Assisti a Apocalipse nos Trópicos, de Petra Costa, no mesmo dia em que a plataforma Netflix o lançou no Brasil. Tenho grande interesse pelos trabalhos de construção de conhecimento que buscam capturar a dinâmica histórica contemporânea, e os há de todo tipo. Por exemplo, resenhei os ensaios de Luiz Eduardo Soares e Marcos Nobre sobre os anos em que Jair Bolsonaro ocupou o cargo de Presidente do Brasil. Cada um tem sua perspectiva e lugar de fala. Mas ambos são corajosos para aprofundar ao máximo a busca por causas e prováveis efeitos de um processo que por décadas tem edificado o que Soares denomina “fascismo à brasileira”. Movimento, aliás, que passou despercebido para a grande maioria de nós.

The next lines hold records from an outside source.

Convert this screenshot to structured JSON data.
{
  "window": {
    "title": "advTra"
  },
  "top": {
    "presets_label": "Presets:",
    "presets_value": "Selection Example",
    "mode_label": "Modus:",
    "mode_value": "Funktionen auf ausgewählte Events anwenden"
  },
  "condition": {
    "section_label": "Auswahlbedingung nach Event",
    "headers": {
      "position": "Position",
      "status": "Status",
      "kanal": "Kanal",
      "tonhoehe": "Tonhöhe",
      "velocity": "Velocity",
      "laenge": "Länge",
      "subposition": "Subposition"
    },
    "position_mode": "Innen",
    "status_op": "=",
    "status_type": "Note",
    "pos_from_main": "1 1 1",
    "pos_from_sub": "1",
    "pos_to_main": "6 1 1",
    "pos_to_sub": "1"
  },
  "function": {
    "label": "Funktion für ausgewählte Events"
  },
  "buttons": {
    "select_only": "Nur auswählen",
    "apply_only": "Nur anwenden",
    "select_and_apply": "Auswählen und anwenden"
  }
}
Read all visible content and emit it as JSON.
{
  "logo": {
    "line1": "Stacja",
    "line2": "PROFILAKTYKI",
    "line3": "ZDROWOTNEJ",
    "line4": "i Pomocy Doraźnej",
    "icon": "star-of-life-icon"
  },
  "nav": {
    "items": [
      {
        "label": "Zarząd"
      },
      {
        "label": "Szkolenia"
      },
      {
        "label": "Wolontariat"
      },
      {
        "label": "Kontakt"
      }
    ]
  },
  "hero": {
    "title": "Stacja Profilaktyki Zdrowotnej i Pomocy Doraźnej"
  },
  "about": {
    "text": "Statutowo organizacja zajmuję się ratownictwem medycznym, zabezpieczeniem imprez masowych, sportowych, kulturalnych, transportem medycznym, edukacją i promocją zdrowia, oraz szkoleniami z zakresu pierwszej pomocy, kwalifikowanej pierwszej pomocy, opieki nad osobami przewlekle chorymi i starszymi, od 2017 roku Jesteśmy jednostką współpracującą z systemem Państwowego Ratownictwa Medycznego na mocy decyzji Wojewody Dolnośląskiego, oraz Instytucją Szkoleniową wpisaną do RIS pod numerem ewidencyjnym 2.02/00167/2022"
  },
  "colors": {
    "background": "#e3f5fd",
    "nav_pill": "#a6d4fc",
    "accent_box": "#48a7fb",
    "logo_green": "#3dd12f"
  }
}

Essa coragem também guia Petra Costa em Apocalipse nos Trópicos e também em seu filme anterior, Democracia em Vertigem (2019). Assim como muitos articulistas, também identifiquei problemas neste último documentário. Mas não deixei de pontuar que Democracia em Vertigem registrou para o futuro nosso sentimento de crescente desânimo e desesperança em relação ao golpe institucional que apeou Dilma Roussef do cargo de Presidente do Brasil e abriu caminho para que um fascista o ocupasse.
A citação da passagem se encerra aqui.